With the data stored in D (Nx3), you can get the representation with R, by multiplying by it:
Dmarked = D*R;
and now D = Dmarked*inv(R), so going back and forth is stragihtforward.
The following code might provide help to see the transformation. Here I create a synthetic dataset, rotate it, and then rotate it back. Doing sum(DR(:,3)) would then be your sum along z'
%#Create synthetic dataset
N1 = 250;
r1 = 1;
dr1 = 0.1;
dz1 = 0;
mu1 = [0;0];
Sigma1 = eye(2);
theta1 = 0 + (2*pi).*rand(N1,1);
rRand1 = normrnd(r1,dr1,1,N1);
rZ1 = rand(N1,1)*dz1+1;
D = [([rZ1*0 rZ1*0] + repmat(rRand1',1,2)).*[sin(theta1) cos(theta1)] rZ1];
%Create roation matrix
rot = pi/8;
R = rotationmat3D(rot,[0 1 0]);
% R = 0.9239 0 0.3827
% 0 1.0000 0
% -0.3827 0 0.9239
Rinv = inv(R);
%Rotate data
DR = D*R;
%#Visaulize data
f1 = figure(1);clf
subplot(1,3,1);
plot3(DR(:,1),DR(:,2),DR(:,3),'.');title('Your data')
subplot(1,3,2);
plot3(DR*Rinv(:,1),DR*Rinv(:,2),DR*Rinv(:,3),'.r');
view([0.5 0.5 0.2]);title('Representation using your [xmarked ymarked zmarked]');
subplot(1,3,3);
plot3(D(:,1),D(:,2),D(:,3),'.');
view([0.5 0.5 0.2]);title('Original data before rotation');
If you have two normalized 3x1 vectors x2 and y2 corresponding to your local coordinate system (x' and y').
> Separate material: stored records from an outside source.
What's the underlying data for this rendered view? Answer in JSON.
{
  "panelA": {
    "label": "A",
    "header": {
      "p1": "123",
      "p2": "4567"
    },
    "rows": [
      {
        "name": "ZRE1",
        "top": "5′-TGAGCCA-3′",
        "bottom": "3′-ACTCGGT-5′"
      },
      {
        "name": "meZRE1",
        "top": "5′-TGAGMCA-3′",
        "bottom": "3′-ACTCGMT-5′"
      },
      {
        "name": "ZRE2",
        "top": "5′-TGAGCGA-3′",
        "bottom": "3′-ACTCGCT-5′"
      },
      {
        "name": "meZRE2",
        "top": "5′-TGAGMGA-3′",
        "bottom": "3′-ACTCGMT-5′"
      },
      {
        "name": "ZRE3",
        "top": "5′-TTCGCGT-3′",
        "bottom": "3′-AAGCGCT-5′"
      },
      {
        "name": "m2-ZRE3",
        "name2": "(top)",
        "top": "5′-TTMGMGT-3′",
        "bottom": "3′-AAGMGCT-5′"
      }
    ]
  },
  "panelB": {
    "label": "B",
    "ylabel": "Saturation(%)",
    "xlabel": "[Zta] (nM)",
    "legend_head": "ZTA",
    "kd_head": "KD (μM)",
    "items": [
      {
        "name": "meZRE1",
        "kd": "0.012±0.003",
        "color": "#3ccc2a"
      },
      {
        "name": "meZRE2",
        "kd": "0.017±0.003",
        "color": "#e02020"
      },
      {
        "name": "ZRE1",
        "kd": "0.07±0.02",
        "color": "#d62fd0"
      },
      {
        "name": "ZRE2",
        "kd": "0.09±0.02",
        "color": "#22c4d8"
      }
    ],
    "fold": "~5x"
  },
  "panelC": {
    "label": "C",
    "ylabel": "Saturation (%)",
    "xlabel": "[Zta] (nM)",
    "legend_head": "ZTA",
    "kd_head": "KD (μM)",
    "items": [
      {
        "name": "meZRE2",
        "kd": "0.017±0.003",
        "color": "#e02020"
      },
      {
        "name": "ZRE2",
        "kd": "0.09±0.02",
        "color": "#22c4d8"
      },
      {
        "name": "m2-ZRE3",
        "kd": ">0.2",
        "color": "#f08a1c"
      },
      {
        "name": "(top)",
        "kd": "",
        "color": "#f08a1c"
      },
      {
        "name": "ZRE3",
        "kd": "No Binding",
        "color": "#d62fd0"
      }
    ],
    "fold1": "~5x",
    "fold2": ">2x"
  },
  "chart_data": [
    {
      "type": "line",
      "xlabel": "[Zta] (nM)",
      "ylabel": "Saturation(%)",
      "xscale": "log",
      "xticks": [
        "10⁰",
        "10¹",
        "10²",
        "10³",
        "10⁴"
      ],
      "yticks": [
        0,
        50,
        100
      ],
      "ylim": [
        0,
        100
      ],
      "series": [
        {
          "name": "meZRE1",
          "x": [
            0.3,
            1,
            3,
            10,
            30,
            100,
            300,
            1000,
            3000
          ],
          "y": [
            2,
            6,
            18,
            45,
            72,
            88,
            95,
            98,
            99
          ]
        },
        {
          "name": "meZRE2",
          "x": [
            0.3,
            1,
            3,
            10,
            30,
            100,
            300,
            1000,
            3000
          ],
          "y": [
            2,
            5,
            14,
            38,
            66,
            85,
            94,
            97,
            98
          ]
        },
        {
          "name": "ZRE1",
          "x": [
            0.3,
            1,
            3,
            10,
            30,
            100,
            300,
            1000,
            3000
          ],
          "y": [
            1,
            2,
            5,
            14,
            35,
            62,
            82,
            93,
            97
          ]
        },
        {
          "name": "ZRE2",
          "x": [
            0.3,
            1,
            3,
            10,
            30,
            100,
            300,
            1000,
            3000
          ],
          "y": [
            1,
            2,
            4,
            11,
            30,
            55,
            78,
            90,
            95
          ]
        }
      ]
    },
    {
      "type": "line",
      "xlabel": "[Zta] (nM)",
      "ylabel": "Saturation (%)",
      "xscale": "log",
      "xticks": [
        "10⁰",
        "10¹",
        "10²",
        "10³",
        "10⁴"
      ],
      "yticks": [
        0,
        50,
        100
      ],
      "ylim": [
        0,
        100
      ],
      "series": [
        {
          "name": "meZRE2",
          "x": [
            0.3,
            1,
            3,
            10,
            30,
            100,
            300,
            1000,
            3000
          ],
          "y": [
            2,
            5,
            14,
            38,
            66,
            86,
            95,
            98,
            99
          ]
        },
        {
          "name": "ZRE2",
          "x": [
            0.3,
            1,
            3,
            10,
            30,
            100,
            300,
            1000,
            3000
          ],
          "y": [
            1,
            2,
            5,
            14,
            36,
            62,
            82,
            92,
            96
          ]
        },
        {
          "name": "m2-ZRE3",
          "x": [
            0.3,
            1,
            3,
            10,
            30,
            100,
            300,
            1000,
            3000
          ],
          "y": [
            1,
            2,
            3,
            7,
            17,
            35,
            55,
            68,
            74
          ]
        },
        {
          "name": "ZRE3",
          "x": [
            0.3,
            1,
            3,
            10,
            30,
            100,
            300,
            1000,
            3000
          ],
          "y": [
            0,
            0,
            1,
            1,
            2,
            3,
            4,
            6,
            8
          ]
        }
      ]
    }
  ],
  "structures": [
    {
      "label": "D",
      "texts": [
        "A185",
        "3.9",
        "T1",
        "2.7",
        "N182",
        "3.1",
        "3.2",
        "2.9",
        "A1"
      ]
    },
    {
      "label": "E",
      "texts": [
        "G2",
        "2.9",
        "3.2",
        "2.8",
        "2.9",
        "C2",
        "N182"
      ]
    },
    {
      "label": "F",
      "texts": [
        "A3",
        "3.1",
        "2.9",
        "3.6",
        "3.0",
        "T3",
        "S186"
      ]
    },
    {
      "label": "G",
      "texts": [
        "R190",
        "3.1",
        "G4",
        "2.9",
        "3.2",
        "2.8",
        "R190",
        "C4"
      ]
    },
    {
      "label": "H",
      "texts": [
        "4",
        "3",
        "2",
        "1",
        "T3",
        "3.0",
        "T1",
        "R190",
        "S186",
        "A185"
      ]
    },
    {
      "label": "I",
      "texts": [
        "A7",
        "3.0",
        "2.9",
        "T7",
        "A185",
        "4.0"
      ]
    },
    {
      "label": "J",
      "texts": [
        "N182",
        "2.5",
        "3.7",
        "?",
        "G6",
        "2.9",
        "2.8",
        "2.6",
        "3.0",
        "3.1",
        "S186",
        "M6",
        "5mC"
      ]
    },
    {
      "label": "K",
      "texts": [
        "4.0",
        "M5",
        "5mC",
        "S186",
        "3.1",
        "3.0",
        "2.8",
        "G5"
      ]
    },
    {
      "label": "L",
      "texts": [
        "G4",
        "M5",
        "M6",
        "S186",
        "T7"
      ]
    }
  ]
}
Then, for a position P, its local coordinate will be xP=P'x2 and yP=P'*y2.
So you can try to project your volume using accumarray:
[x y z]=ndgrid(1:M,1:N,1:P);
posP=[x(:) y(:) z(:)];
xP=round(posP*x2);
yP=round(posP*y2);
xP=xP+min(xP(:))+1;
yP=yP+min(yP(:))+1;
V2=accumarray([xP(:),yP(:)],V(:));
If you provide your data, I will test it.